Tuesday, March 30, 2010

Physical Activity and Weight Control May Help Improve Decision Making Ability

A new study has found that high levels of a protein called C-reactive protein (CRP) slows down the brain's decision making time. The ability to plan and to make the appropriate behavior selections may also be affected. CRP is a marker for inflamation in the blood.

Aspirin, statins, physical activity and weight control help to lower the levels of CRP in your body.


Sunday, March 28, 2010

Junk Food Addiction

In a study conducted by the researches at the Scripps Research Institute in Florida, findings suggest that junk food addiction may be real.

Rats given an unlimited access to high-fat, high-calorie foods needed to consume more and more to maintain the same level of pleasure. Apparently, reward circuits in the brain became less responsive to stimulation, which is similar to what happens when one becomes addicted to cocaine or heroin. The rats even endured a mild electric shock in order to obtain the food. They just continued to overeat and become obese.

When the high-fat foods were taken away in exchange of a more healthy diet, the rats refused to eat, even though they were starving. High-fat, high-calorie diets can lead one to become compulsive overeaters.


Thursday, March 18, 2010

Diet and Exercise Can Improve Thinking

From a report by Duke University, exercise and diet may improve the range of cognitive function.

According to the report, "Physical activity does seem to have a direct effect on brain cells. There are neurochemical changes that happen with exercise. There is increased production of brain-derived neurotrophic factor, which stimulates connection with other brain cells, but also there is some evidence that it helps grow new brain cells."

"And the combination of good eating and exercise also produced the expected physical advances. Diet-and-exercise participants lost an average of 19 pounds and lowered systolic blood pressure by 16 points and diastolic pressure by 10 points by the end of the four-month program."

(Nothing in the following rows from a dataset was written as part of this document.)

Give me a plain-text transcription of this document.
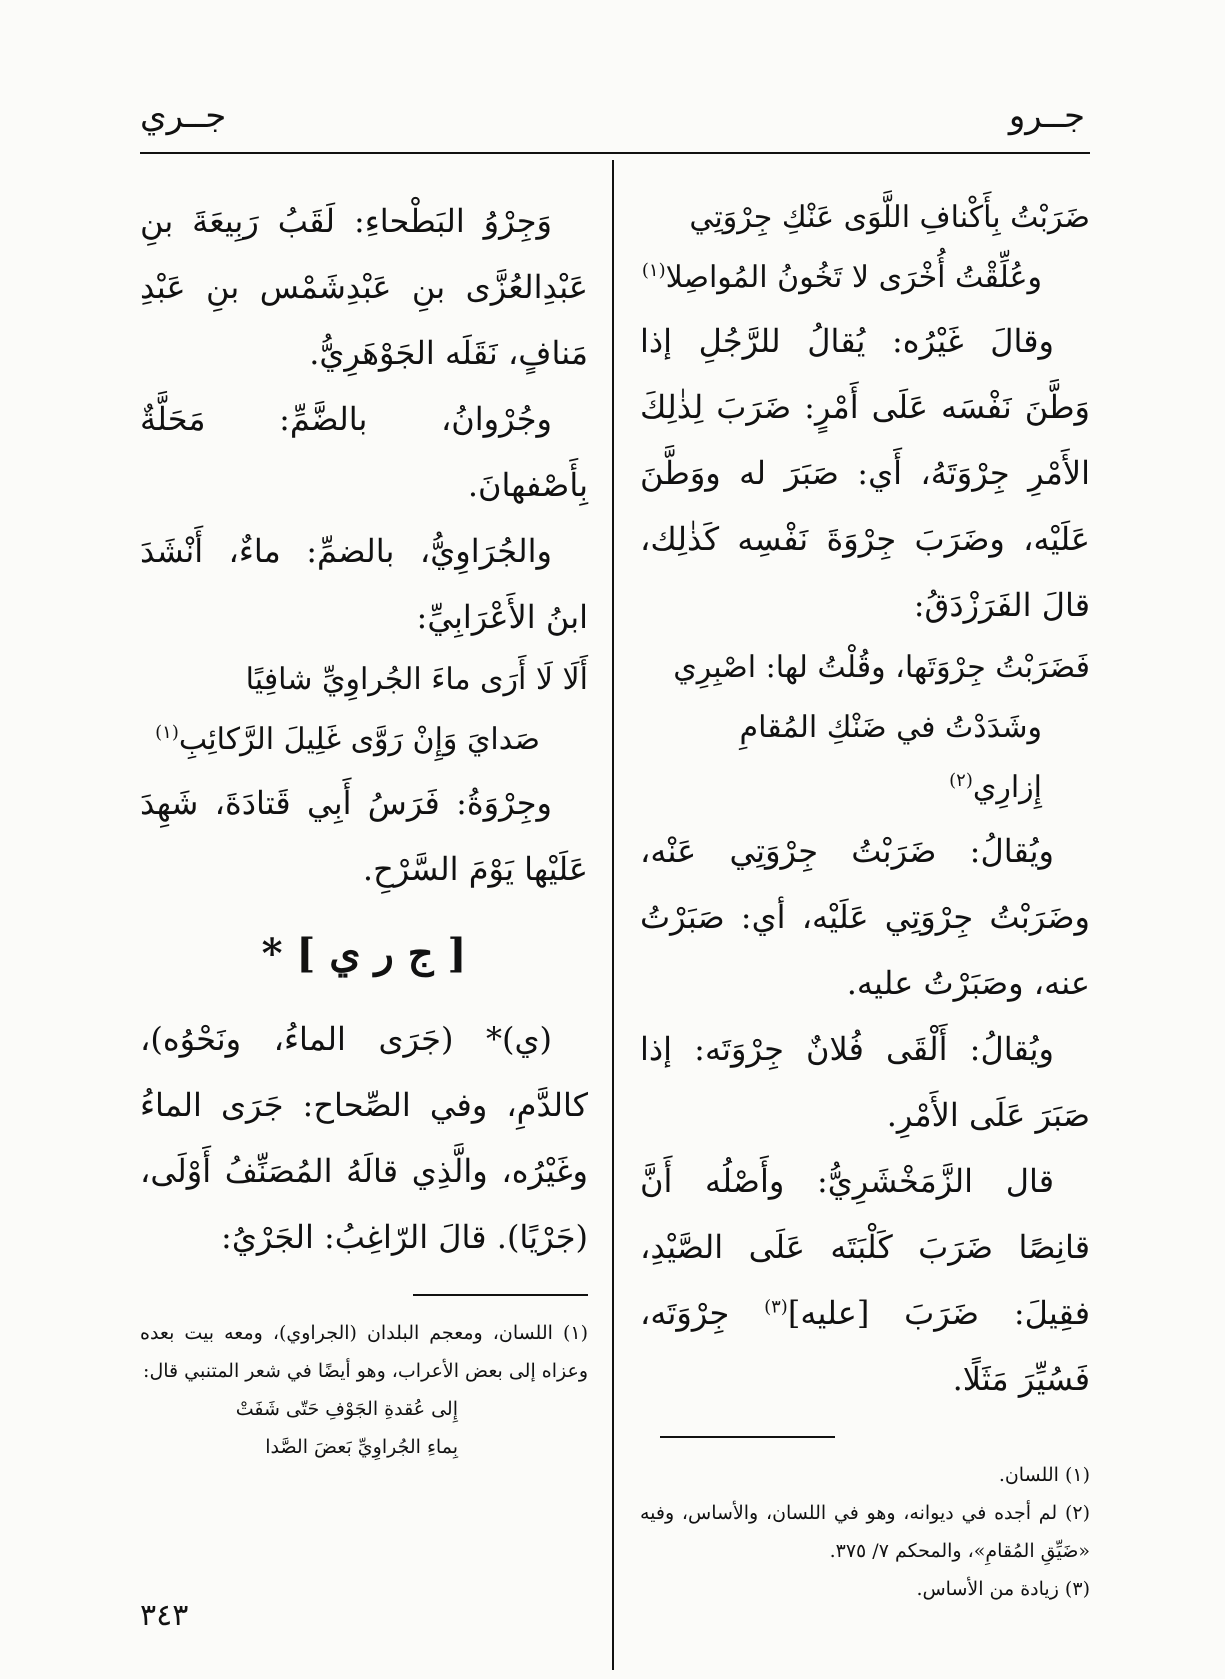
جــرو
جــري

ضَرَبْتُ بِأَكْنافِ اللَّوَى عَنْكِ جِرْوَتِي

وعُلِّقْتُ أُخْرَى لا تَخُونُ المُواصِلا$^{(١)}$

وقالَ غَيْرُه: يُقالُ للرَّجُلِ إذا وَطَّنَ نَفْسَه عَلَى أَمْرٍ: ضَرَبَ لِذٰلِكَ الأَمْرِ جِرْوَتَهُ، أَي: صَبَرَ له ووَطَّنَ عَلَيْه، وضَرَبَ جِرْوَةَ نَفْسِه كَذٰلِك، قالَ الفَرَزْدَقُ:

فَضَرَبْتُ جِرْوَتَها، وقُلْتُ لها: اصْبِرِي

وشَدَدْتُ في ضَنْكِ المُقامِ إِزارِي$^{(٢)}$

ويُقالُ: ضَرَبْتُ جِرْوَتِي عَنْه، وضَرَبْتُ جِرْوَتِي عَلَيْه، أي: صَبَرْتُ عنه، وصَبَرْتُ عليه.

ويُقالُ: أَلْقَى فُلانٌ جِرْوَتَه: إذا صَبَرَ عَلَى الأَمْرِ.

قال الزَّمَخْشَرِيُّ: وأَصْلُه أَنَّ قانِصًا ضَرَبَ كَلْبَتَه عَلَى الصَّيْدِ، فقِيلَ: ضَرَبَ [عليه]$^{(٣)}$ جِرْوَتَه، فَسُيِّرَ مَثَلًا.

(١) اللسان.

(٢) لم أجده في ديوانه، وهو في اللسان، والأساس، وفيه «ضَيِّقِ المُقامِ»، والمحكم ٧/ ٣٧٥.

(٣) زيادة من الأساس.

وَجِرْوُ البَطْحاءِ: لَقَبُ رَبِيعَةَ بنِ عَبْدِالعُزَّى بنِ عَبْدِشَمْس بنِ عَبْدِ مَنافٍ، نَقَلَه الجَوْهَرِيُّ.

وجُرْوانُ، بالضَّمِّ: مَحَلَّةٌ بِأَصْفهانَ.

والجُرَاوِيُّ، بالضمِّ: ماءٌ، أَنْشَدَ ابنُ الأَعْرَابِيِّ:

أَلَا لَا أَرَى ماءَ الجُراوِيِّ شافِيًا

صَدايَ وَإِنْ رَوَّى غَلِيلَ الرَّكائِبِ$^{(١)}$

وجِرْوَةُ: فَرَسُ أَبِي قَتادَةَ، شَهِدَ عَلَيْها يَوْمَ السَّرْحِ.

[ ج ر ي ] *

(ي)* (جَرَى الماءُ، ونَحْوُه)، كالدَّمِ، وفي الصِّحاح: جَرَى الماءُ وغَيْرُه، والَّذِي قالَهُ المُصَنِّفُ أَوْلَى، (جَرْيًا). قالَ الرّاغِبُ: الجَرْيُ:

(١) اللسان، ومعجم البلدان (الجراوي)، ومعه بيت بعده وعزاه إلى بعض الأعراب، وهو أيضًا في شعر المتنبي قال:

إِلى عُقدةِ الجَوْفِ حَتّى شَفَتْ

بِماءِ الجُراوِيِّ بَعضَ الصَّدا

٣٤٣
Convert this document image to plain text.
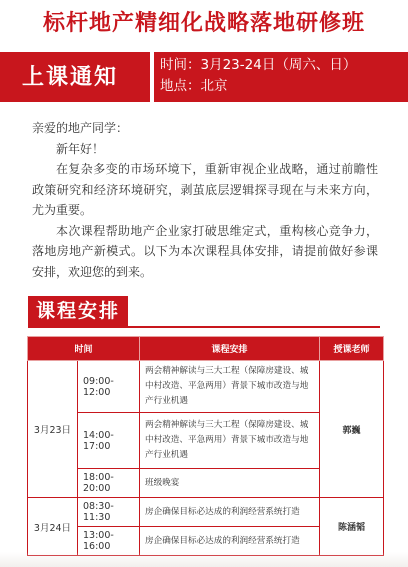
标杆地产精细化战略落地研修班
上课通知	时间：3月23-24日（周六、日）
地点：北京

亲爱的地产同学：

新年好！

在复杂多变的市场环境下，重新审视企业战略，通过前瞻性政策研究和经济环境研究，剥茧底层逻辑探寻现在与未来方向，尤为重要。

本次课程帮助地产企业家打破思维定式，重构核心竞争力，落地房地产新模式。以下为本次课程具体安排，请提前做好参课安排，欢迎您的到来。

课程安排
时间		课程安排	授课老师
3月23日	09:00-12:00	两会精神解读与三大工程（保障房建设、城中村改造、平急两用）背景下城市改造与地产行业机遇	郭巍
	14:00-17:00	两会精神解读与三大工程（保障房建设、城中村改造、平急两用）背景下城市改造与地产行业机遇	
	18:00-20:00	班级晚宴	
3月24日	08:30-11:30	房企确保目标必达成的利润经营系统打造	陈涵韬
	13:00-16:00	房企确保目标必达成的利润经营系统打造	
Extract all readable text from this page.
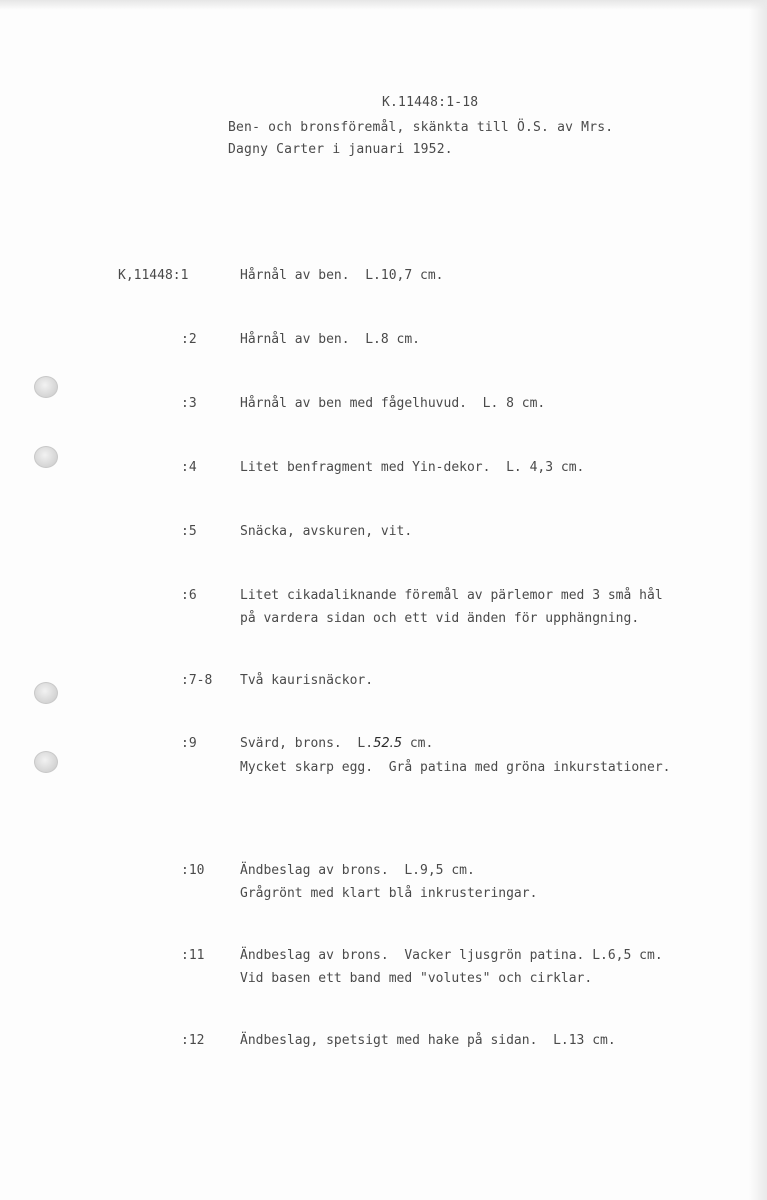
K.11448:1-18
Ben- och bronsföremål, skänkta till Ö.S. av Mrs.
Dagny Carter i januari 1952.
K,11448:1	Hårnål av ben.  L.10,7 cm.
:2	Hårnål av ben.  L.8 cm.
:3	Hårnål av ben med fågelhuvud.  L. 8 cm.
:4	Litet benfragment med Yin-dekor.  L. 4,3 cm.
:5	Snäcka, avskuren, vit.
:6	Litet cikadaliknande föremål av pärlemor med 3 små hål
på vardera sidan och ett vid änden för upphängning.
:7-8 Två kaurisnäckor.
:9	Svärd, brons.  L.52.5 cm.
Mycket skarp egg.  Grå patina med gröna inkurstationer.
:10	Ändbeslag av brons.  L.9,5 cm.
Grågrönt med klart blå inkrusteringar.
:11	Ändbeslag av brons.  Vacker ljusgrön patina. L.6,5 cm.
Vid basen ett band med "volutes" och cirklar.
:12	Ändbeslag, spetsigt med hake på sidan.  L.13 cm.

Exercise-To-A Healthier-Life.com

Tuesday, March 16, 2010

Erectile Dysfunction Strong Predictor of Death

In a press release from the American Heart Association, it is reported that erectile dysfunction should be considered a risk factor for cardiovascular disease.

German researchers have concluded that "erectile dysfinction is a strong predictor of death from all causes and of heart attack, stroke and heart failure in men with cardiovascular disease. Researchers found that men with cardiovascular disease and erectile dysfunction - conpared with those without erectile dysfunction - were twice as likely to suffer death from all causes and 16 times more likely to suffer the composite of cardiovascular death, heart attack, stroke and heart failure. "


Monday, March 15, 2010

Marathon Runners May Be At Increased Risk For Heat Disease

According to a press release by the American College of Cardiology, "new data show regular marathon runners have increased stiffness of the large arteries, suggesting that some types of higher intensity exercise may negatively impact heart health."

"Our data suggest that exercise may have an inverted U-shape relation with arterial stiffness. In other words, when you do not exercise you have higher risk of cardiovascular events, but the same also happens when you exercise too much, said Despina Kardara, M.D., Athens Medical School, Hippokration Hospital, Athens, Greece, and lead investigator of the study. Regular long-term endurance training is generally beneficial for heart health, but it seems that the cardiovascular system is like a sports car engine. If you do not use it, it will decay, but if you run it too fast for too long, you might burn it out."

"Researches say there may be several explanations for arterial stiffening in Marathon runners. One plausible theory is that extreme exercise may place repeated and excessive stress on the artery wall leading to its fatigue."

"Ebndurance athletes should be cautious about the amount and volume of their training programs, trying not to wear themselves out, and always work in close collaboration with their physicians, especially before participating in an intense endeavor like marathon running."